Tak szybkie powstanie rosyjskiej bazy na Białorusi ma być odpowiedzią Moskwy na możliwe rozmieszczenie przez Stany Zjednoczone nowej broni jądrowej w Europie.
W przyszłej rosyjskiej bazie w Bobrujsku na południowym-wchodzie Białorusi miałby stacjonować pułk samolotów myśliwskich Su-27 , jednostka szkoleniowa tych maszyn oraz eskadra wojskowo-transportowych helikopterów MI-8. Rosyjską bazę lotniczą mają osłaniać kompleksy rakietowe S-300 będące na wyposażeniu armii białoruskiej.

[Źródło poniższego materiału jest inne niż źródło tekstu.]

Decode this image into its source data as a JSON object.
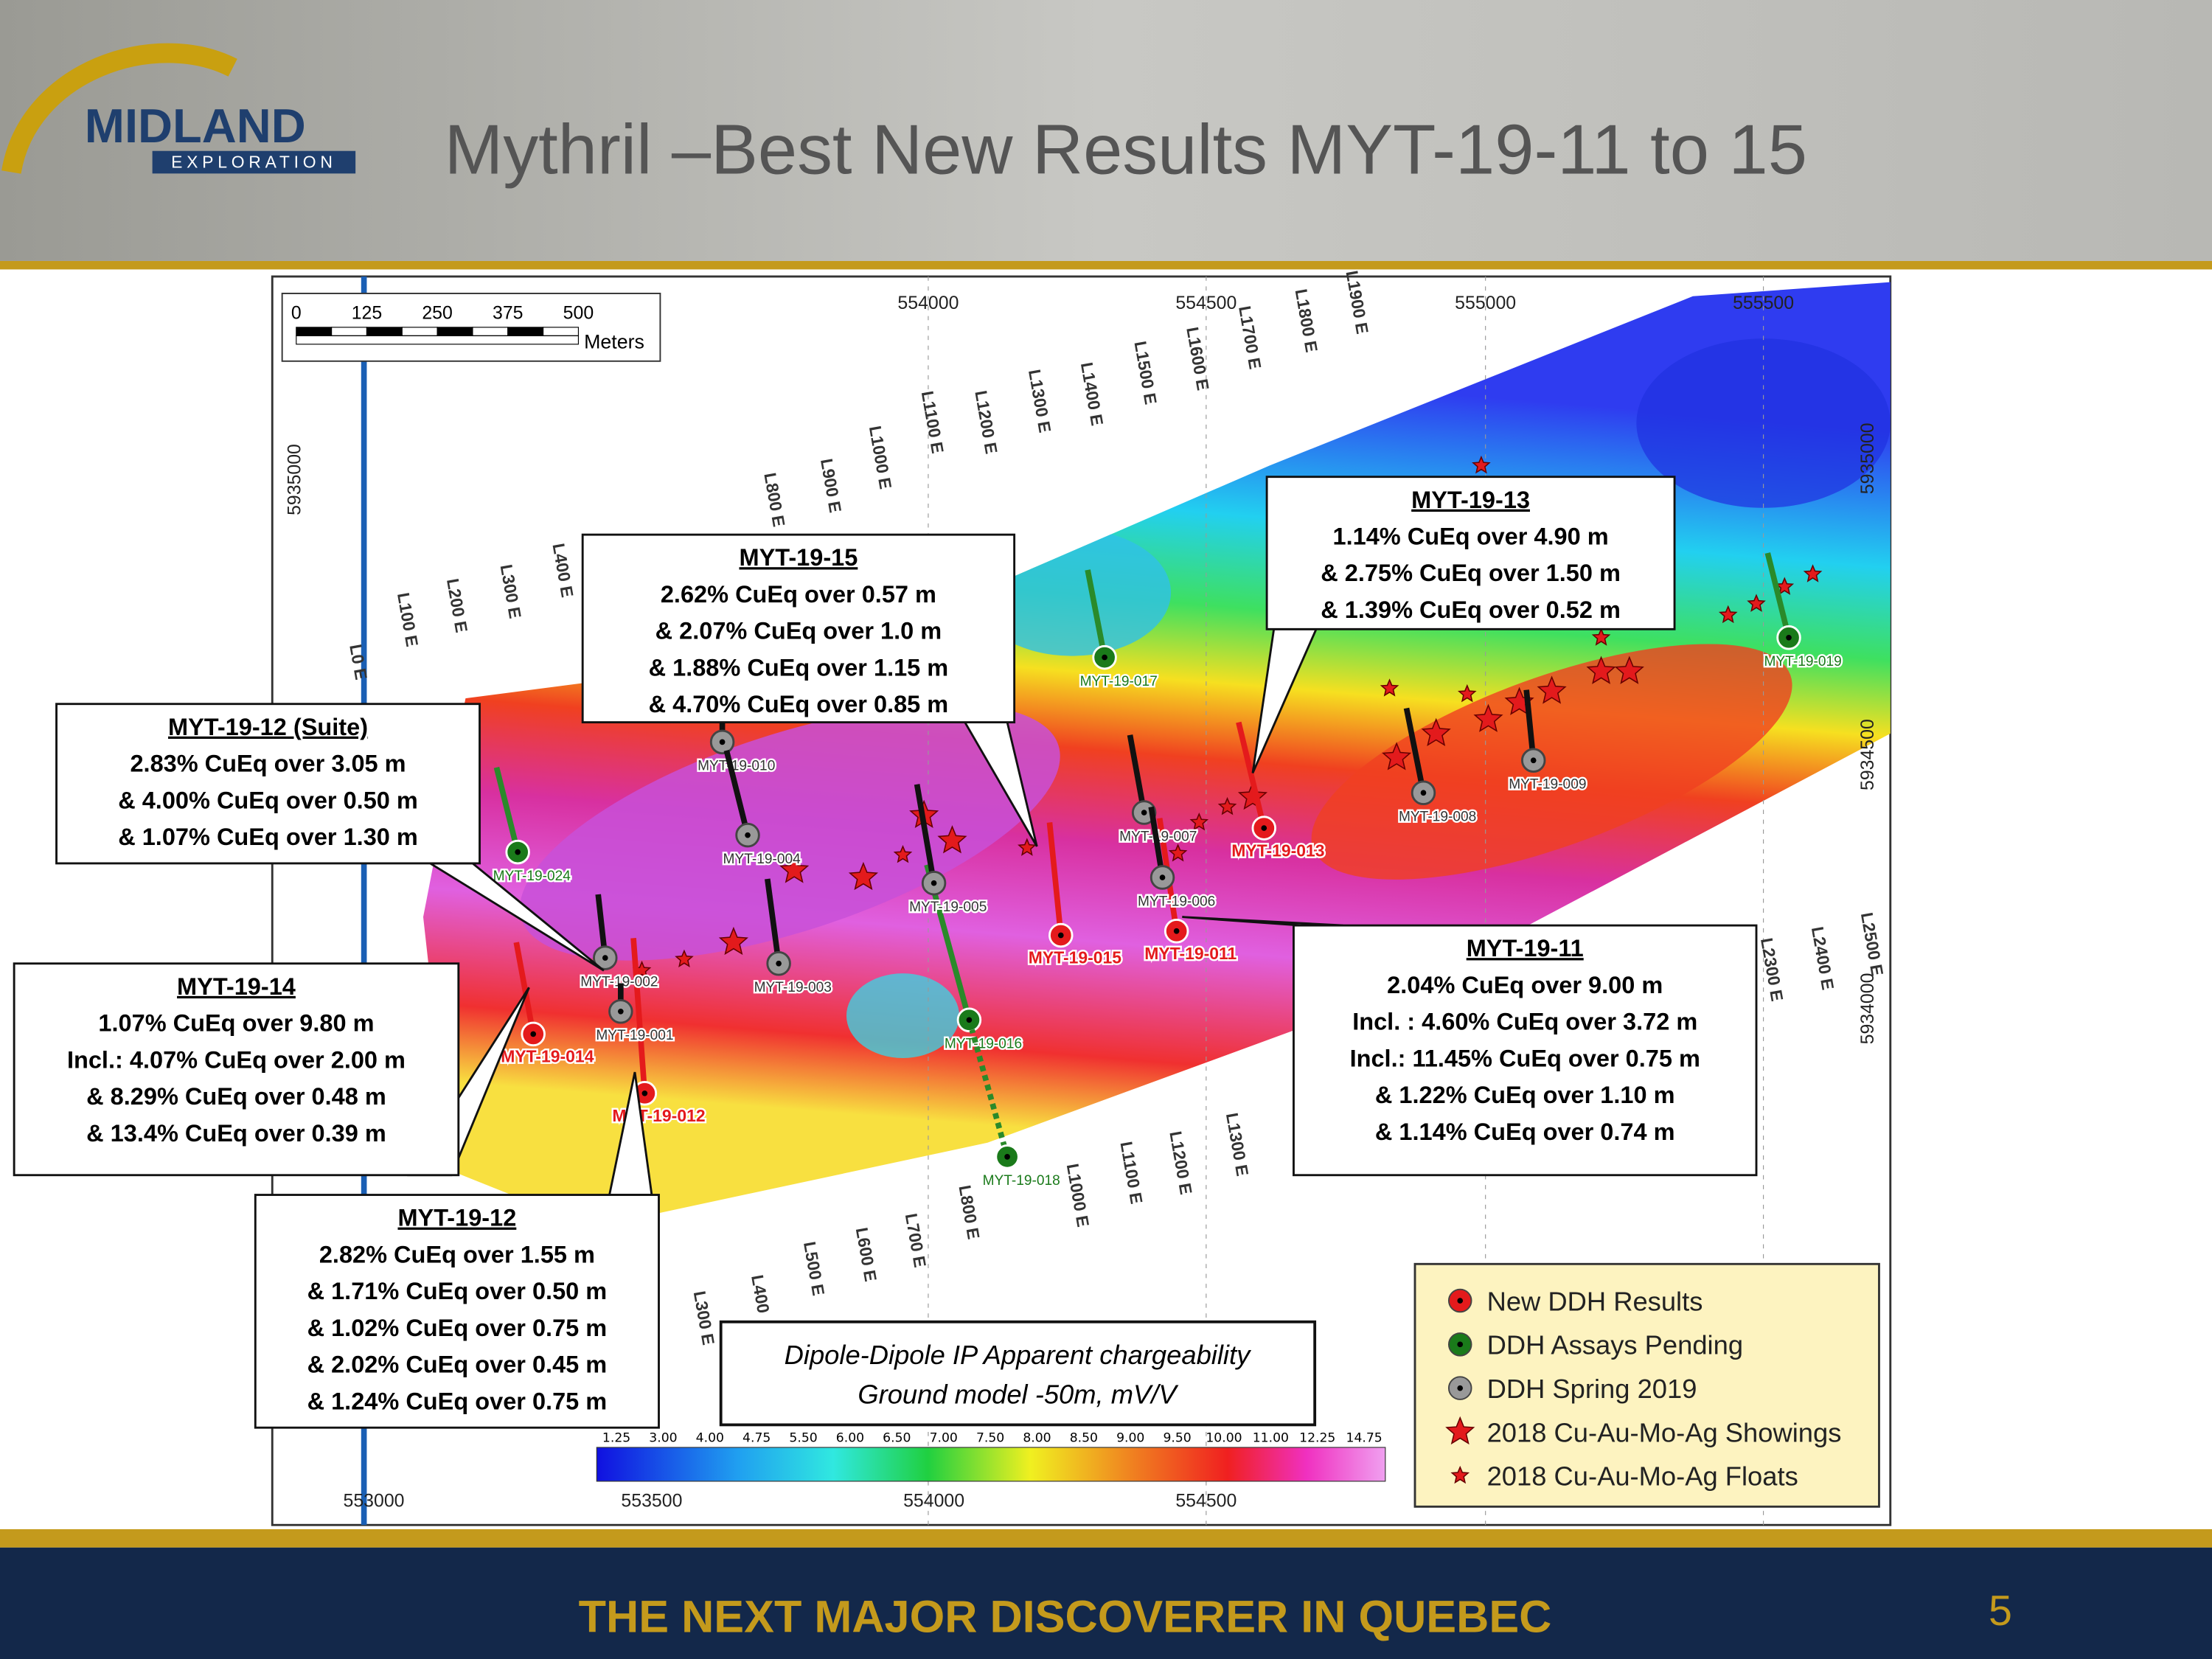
{
  "header": {
    "logo_name": "MIDLAND",
    "logo_sub": "EXPLORATION",
    "title": "Mythril –Best New Results MYT-19-11 to 15"
  },
  "map": {
    "scale_bar": {
      "ticks": [
        "0",
        "125",
        "250",
        "375",
        "500"
      ],
      "unit": "Meters"
    },
    "coords_top": [
      "554000",
      "554500",
      "555000",
      "555500"
    ],
    "coords_bottom": [
      "553000",
      "553500",
      "554000",
      "554500"
    ],
    "coords_right": [
      "5935000",
      "5934500",
      "5934000"
    ],
    "coords_left": [
      "5935000"
    ],
    "line_labels": [
      "L0 E",
      "L100 E",
      "L200 E",
      "L300 E",
      "L400 E",
      "L800 E",
      "L900 E",
      "L1000 E",
      "L1100 E",
      "L1200 E",
      "L1300 E",
      "L1400 E",
      "L1500 E",
      "L1600 E",
      "L1700 E",
      "L1800 E",
      "L1900 E",
      "L300 E",
      "L400",
      "L500 E",
      "L600 E",
      "L700 E",
      "L800 E",
      "L1000 E",
      "L1100 E",
      "L1200 E",
      "L1300 E",
      "L2300 E",
      "L2400 E",
      "L2500 E"
    ],
    "drillholes": [
      {
        "name": "MYT-19-014",
        "status": "new"
      },
      {
        "name": "MYT-19-012",
        "status": "new"
      },
      {
        "name": "MYT-19-015",
        "status": "new"
      },
      {
        "name": "MYT-19-011",
        "status": "new"
      },
      {
        "name": "MYT-19-013",
        "status": "new"
      },
      {
        "name": "MYT-19-024",
        "status": "pending"
      },
      {
        "name": "MYT-19-017",
        "status": "pending"
      },
      {
        "name": "MYT-19-016",
        "status": "pending"
      },
      {
        "name": "MYT-19-018",
        "status": "pending"
      },
      {
        "name": "MYT-19-019",
        "status": "pending"
      },
      {
        "name": "MYT-19-002",
        "status": "spring"
      },
      {
        "name": "MYT-19-001",
        "status": "spring"
      },
      {
        "name": "MYT-19-010",
        "status": "spring"
      },
      {
        "name": "MYT-19-004",
        "status": "spring"
      },
      {
        "name": "MYT-19-003",
        "status": "spring"
      },
      {
        "name": "MYT-19-005",
        "status": "spring"
      },
      {
        "name": "MYT-19-007",
        "status": "spring"
      },
      {
        "name": "MYT-19-006",
        "status": "spring"
      },
      {
        "name": "MYT-19-008",
        "status": "spring"
      },
      {
        "name": "MYT-19-009",
        "status": "spring"
      }
    ],
    "callouts": [
      {
        "title": "MYT-19-13",
        "lines": [
          "1.14% CuEq over 4.90 m",
          "& 2.75% CuEq over 1.50 m",
          "& 1.39% CuEq over 0.52 m"
        ]
      },
      {
        "title": "MYT-19-15",
        "lines": [
          "2.62% CuEq over 0.57 m",
          "& 2.07% CuEq over 1.0 m",
          "& 1.88% CuEq over 1.15 m",
          "& 4.70% CuEq over 0.85 m"
        ]
      },
      {
        "title": "MYT-19-12 (Suite)",
        "lines": [
          "2.83% CuEq over 3.05 m",
          "& 4.00% CuEq over 0.50 m",
          "& 1.07% CuEq over 1.30 m"
        ]
      },
      {
        "title": "MYT-19-14",
        "lines": [
          "1.07% CuEq over 9.80 m",
          "Incl.: 4.07% CuEq over 2.00 m",
          "& 8.29% CuEq over 0.48 m",
          "& 13.4% CuEq over 0.39 m"
        ]
      },
      {
        "title": "MYT-19-11",
        "lines": [
          "2.04% CuEq over 9.00 m",
          "Incl. : 4.60% CuEq over 3.72 m",
          "Incl.: 11.45% CuEq over  0.75 m",
          "& 1.22% CuEq over 1.10 m",
          "& 1.14% CuEq over 0.74 m"
        ]
      },
      {
        "title": "MYT-19-12",
        "lines": [
          "2.82% CuEq over 1.55 m",
          "& 1.71% CuEq over 0.50 m",
          "& 1.02% CuEq over 0.75 m",
          "& 2.02% CuEq over 0.45 m",
          "& 1.24% CuEq over 0.75 m"
        ]
      }
    ],
    "model_note": [
      "Dipole-Dipole IP Apparent chargeability",
      "Ground model -50m, mV/V"
    ],
    "colorbar": [
      "1.25",
      "3.00",
      "4.00",
      "4.75",
      "5.50",
      "6.00",
      "6.50",
      "7.00",
      "7.50",
      "8.00",
      "8.50",
      "9.00",
      "9.50",
      "10.00",
      "11.00",
      "12.25",
      "14.75"
    ],
    "legend": [
      "New DDH Results",
      "DDH Assays Pending",
      "DDH Spring 2019",
      "2018 Cu-Au-Mo-Ag Showings",
      "2018 Cu-Au-Mo-Ag Floats"
    ]
  },
  "footer": {
    "tagline": "THE NEXT MAJOR DISCOVERER IN QUEBEC",
    "page": "5"
  }
}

Tydzień temu prezydent Władimir Putin polecił podpisanie porozumienia o utworzeniu bazy lotniczej na Białorusi. Według moskiewskiej "Niezawisimoj Gaziety", na którą powołują się media mińskie, przedstawiciele rosyjskiego MSZ i tamtejszego Ministerstwa Obrony rozpoczęli wraz z białoruskimi kolegami przygotowywanie odpowiedniego dokumentu. Miałby on być podpisany na najbliższym kolegium resortów obrony obu państw które ma się odbyć w najbliższych tygodniach. Jednak białoruskie władze dotychczas nie potwierdziły i nie zaprzeczyły istnieniu planów powstania rosyjskiej bazy lotniczej.